Unloading .NET Assemblies after you're done with them? That's a bit more tricky. In general, once a DLL is loaded, it cannot be unloaded without destroying the current application... or what .NET knows as an AppDomain. Fortunately for us, we can create more AppDomains within our main AppDomain, which we can load Assemblies into, execute methods from said Assemblies, and then promptly unload the AppDomain and all Assemblies loaded in it. Unfortunately for us, doing this creates a whole track and field of Type hurdles and Serialization hoops that we must contort around.
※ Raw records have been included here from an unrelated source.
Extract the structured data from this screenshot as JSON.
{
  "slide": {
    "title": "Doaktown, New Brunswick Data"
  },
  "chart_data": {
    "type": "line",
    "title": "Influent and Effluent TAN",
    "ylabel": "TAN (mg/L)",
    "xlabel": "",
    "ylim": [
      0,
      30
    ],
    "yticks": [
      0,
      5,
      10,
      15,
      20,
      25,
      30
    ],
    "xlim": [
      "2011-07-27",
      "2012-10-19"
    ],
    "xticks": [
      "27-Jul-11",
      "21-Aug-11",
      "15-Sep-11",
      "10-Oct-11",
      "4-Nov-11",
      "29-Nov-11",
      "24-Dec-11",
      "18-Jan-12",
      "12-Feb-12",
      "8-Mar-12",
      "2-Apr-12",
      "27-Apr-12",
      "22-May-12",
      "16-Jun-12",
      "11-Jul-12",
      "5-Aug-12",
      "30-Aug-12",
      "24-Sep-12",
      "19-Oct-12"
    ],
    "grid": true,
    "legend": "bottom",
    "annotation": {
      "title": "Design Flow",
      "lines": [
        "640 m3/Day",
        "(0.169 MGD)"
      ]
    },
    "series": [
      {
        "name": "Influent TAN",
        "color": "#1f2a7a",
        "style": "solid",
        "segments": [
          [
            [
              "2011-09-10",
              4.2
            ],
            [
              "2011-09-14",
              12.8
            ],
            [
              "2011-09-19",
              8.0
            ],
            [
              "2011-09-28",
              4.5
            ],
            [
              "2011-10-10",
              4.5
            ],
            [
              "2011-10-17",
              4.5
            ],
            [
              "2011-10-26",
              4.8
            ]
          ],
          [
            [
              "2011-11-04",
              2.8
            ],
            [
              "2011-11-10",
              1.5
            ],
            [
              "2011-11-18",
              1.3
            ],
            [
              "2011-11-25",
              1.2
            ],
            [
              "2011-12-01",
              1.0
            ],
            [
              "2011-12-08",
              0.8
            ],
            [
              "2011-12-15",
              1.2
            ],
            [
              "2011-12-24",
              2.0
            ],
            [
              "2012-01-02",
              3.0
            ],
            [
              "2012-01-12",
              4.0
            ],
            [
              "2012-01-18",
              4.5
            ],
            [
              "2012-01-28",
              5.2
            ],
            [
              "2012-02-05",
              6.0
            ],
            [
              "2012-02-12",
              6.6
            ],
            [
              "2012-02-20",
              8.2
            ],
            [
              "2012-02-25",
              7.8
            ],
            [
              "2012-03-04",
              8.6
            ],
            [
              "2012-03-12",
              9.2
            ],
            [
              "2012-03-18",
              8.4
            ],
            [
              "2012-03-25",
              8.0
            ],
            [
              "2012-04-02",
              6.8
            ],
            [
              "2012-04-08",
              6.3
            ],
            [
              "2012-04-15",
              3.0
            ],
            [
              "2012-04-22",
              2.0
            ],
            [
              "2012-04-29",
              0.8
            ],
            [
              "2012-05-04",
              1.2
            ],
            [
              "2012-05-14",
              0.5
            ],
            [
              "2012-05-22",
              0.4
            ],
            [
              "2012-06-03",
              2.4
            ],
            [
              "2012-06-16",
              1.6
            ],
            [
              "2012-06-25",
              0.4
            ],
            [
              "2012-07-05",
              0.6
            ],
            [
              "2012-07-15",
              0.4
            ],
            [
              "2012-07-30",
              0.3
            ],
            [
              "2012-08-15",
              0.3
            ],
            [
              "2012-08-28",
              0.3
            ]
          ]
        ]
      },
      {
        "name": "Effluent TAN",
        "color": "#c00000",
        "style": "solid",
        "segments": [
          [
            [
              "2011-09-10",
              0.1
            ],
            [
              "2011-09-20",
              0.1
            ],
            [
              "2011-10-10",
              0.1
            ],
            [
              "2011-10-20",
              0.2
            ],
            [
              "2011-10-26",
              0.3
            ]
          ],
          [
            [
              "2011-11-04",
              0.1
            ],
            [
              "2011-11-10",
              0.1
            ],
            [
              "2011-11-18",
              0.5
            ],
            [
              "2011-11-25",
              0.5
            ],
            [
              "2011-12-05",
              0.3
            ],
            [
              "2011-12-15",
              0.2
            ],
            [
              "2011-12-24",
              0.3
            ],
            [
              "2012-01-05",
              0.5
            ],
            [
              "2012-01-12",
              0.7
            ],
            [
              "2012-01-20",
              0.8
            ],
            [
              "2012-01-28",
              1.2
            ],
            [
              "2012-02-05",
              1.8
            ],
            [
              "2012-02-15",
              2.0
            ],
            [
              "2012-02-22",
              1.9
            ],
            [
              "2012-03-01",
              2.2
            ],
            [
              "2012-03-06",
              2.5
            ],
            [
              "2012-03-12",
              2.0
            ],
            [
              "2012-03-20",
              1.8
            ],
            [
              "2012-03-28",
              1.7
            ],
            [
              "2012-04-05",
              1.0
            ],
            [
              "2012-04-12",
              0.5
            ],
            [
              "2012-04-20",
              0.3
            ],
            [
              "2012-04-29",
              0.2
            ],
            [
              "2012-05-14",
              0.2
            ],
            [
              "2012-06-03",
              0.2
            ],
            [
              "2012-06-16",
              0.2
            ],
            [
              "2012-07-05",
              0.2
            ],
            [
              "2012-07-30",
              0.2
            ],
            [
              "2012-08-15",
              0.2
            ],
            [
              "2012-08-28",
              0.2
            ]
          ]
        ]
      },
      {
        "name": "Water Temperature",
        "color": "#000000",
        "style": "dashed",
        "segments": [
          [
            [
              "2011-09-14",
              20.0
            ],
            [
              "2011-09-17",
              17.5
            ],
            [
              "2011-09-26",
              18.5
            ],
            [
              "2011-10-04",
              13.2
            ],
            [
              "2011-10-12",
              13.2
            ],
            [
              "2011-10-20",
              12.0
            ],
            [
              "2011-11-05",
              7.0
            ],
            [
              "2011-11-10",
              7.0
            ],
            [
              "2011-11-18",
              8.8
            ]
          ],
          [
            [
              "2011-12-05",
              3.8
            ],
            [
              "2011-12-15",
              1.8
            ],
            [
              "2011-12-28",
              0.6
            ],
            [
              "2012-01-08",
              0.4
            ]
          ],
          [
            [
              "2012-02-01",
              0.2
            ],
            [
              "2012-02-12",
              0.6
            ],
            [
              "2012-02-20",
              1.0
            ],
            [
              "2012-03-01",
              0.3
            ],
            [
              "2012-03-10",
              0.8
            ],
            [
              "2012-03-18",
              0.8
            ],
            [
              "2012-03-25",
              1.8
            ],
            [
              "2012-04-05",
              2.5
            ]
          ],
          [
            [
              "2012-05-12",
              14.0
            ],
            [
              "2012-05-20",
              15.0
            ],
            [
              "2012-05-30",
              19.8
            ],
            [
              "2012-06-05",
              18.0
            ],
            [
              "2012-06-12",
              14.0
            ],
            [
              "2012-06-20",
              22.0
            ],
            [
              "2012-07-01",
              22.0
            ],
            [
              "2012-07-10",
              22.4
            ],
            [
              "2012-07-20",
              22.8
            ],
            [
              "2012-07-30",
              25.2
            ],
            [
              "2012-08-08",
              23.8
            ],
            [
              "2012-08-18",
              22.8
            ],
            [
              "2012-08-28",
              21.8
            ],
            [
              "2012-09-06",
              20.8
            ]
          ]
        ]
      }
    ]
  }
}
AppDomains bless us with many things: isolation, obscurity, the ability to unload, and paperclip-string solutions that I probably need to re-think. Oh, and did I mention my target was .NET 3.5/3.0?

What I'm doing here isn't too dissimilar from Luke Jennings' Countercept post on a Gargoyle-like solution for memory scanning evasion in .NET. Jennings' article makes for a good read and provides several detection strategies. I really haven't contributed anything more advanced or made progress on beating these detections (add it to the TODO's), but this is where I'm entering the loop.